Había conseguido demostrar con un palo sobre el terreno que la superficie de la Tierra es curva. Y había incluso calculado qué radio tenía la circunferencia a la que el arco comprendido entre Siena y Alejandría pertenecía. El resultado obtenido es un valor tremendamente cercano al aceptado hoy en día si tenemos en cuenta todas las limitaciones de la época. Su error de cálculo fue de un 0,16% sobre una longitud de circunferencia de aproximadamente cuarenta mil kilómetros. Ahí es nada. Es posible que, de entre todas las aportaciones que hizo Eratóstenes, quizás esta sea la más destacable por haberse embarcado en algo tan intangible en su tiempo como medir la circunferencia de la Tierra. Si somos capaces de verlo en perspectiva, es justo decir que tiene muchísimo mérito que hace dos mil doscientos años un ser humano concluyera mediante un dato inicial, unos sencillos cálculos y experimentación que el planeta no es plano, sino esférico, y por otro lado es descorazonador que hoy en día haya gente que afirme que es todo una conspiración. ¿Era Eratóstenes un hombre adelantado a su tiempo? Desde luego que sí. ¿Qué son entonces los terraplanistas en 2018? 
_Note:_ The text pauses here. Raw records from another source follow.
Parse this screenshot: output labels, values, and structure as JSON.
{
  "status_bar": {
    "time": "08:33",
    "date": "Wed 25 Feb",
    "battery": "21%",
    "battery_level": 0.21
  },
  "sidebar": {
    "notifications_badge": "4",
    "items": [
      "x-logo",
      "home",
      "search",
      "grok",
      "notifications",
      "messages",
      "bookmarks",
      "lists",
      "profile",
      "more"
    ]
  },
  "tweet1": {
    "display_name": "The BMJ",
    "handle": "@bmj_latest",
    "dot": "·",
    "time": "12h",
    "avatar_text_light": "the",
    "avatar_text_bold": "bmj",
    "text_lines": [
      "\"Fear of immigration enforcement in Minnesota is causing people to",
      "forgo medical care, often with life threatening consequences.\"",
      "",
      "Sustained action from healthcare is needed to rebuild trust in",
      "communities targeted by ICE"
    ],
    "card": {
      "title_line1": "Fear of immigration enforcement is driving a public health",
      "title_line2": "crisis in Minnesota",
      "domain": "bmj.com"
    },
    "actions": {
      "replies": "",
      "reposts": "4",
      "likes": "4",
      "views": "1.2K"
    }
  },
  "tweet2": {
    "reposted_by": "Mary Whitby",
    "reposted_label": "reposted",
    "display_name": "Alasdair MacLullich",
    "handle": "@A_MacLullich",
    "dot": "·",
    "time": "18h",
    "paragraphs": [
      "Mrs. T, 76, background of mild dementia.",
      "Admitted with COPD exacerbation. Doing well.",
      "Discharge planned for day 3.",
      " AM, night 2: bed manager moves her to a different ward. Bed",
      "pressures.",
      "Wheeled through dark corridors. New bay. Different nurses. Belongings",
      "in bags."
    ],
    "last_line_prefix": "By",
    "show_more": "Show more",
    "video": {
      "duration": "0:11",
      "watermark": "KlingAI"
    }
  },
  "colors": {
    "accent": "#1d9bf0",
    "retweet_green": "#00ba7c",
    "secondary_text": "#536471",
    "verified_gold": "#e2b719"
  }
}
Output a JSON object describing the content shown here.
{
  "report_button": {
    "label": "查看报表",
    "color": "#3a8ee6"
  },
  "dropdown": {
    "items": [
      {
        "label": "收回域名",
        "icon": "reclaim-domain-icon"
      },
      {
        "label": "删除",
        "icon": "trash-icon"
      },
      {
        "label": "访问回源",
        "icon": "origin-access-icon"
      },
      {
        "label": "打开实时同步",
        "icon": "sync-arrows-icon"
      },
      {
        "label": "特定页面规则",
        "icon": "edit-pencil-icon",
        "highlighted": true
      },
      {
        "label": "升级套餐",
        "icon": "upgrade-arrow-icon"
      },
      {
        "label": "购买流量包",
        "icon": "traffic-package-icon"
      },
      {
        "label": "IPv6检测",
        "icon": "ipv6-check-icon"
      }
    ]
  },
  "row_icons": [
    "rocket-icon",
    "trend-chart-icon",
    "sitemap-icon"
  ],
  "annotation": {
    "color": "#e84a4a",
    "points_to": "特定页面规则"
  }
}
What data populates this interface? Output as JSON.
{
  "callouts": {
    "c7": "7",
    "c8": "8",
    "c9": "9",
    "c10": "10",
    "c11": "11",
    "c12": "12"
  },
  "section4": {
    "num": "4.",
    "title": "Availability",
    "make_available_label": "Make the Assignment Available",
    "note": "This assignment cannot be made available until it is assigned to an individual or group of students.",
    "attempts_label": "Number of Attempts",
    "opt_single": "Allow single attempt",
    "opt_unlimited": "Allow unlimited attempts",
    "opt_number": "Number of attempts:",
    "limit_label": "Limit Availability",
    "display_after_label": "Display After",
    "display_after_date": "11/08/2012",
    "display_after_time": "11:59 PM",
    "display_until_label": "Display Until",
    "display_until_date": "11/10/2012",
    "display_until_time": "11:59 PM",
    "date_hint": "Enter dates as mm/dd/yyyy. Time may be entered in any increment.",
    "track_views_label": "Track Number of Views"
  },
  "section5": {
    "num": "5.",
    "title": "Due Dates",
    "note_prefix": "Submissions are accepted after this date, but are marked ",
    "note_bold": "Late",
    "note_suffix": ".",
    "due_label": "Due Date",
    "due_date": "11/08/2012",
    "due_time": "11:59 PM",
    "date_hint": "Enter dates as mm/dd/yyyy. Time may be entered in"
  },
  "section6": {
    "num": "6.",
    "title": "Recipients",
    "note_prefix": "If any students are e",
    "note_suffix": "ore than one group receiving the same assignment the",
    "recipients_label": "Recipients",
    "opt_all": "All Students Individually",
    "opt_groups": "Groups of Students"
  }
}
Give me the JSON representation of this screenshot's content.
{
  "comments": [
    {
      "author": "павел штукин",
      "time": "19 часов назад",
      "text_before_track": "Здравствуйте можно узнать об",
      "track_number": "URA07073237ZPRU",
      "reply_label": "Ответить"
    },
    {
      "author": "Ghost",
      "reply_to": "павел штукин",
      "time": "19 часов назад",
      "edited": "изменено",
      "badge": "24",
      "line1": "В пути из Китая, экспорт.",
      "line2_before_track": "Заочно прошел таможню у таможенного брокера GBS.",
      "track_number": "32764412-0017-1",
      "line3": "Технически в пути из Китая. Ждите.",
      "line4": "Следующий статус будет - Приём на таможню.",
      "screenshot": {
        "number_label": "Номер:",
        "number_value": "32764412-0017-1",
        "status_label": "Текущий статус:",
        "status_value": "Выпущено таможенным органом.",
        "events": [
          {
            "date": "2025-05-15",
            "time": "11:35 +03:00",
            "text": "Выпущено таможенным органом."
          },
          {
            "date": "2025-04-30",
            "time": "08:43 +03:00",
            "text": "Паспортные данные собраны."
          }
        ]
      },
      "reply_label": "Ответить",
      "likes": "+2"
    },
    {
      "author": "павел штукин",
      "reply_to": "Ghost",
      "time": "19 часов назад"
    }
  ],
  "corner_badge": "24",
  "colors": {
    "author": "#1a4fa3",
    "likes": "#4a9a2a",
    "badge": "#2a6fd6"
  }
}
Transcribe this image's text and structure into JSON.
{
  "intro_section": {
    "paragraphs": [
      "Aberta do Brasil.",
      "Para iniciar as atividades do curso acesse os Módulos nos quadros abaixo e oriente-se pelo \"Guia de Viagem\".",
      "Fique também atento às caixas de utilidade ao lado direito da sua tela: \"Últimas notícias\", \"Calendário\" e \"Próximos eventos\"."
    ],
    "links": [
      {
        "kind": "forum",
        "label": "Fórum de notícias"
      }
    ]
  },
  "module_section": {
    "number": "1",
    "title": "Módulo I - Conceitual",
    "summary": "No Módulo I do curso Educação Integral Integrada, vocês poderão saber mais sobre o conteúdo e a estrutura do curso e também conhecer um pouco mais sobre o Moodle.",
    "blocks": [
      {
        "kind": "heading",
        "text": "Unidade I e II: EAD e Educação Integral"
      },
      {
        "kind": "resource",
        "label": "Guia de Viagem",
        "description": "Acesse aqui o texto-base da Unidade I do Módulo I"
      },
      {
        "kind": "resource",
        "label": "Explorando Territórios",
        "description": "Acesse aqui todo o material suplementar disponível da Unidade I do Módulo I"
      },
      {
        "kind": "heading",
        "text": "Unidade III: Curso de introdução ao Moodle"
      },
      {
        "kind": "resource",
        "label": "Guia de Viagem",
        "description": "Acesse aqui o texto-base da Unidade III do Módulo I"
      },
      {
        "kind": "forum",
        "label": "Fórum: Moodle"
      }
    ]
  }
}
Eratóstenes creía que necesitaría dos vidas para poder leer y aprender de todos los documentos que como bibliotecario custodiaba en Alejandría, pero la vida le tenía destinado el peor final posible para alguien como él: la ceguera. Nuestro protagonista no pudo soportar quedarse ciego y pidió que le dejaran morir de hambre a la edad de ochenta y dos años. Un triste final para alguien tan brillante. Todo un gran representante para la ciencia.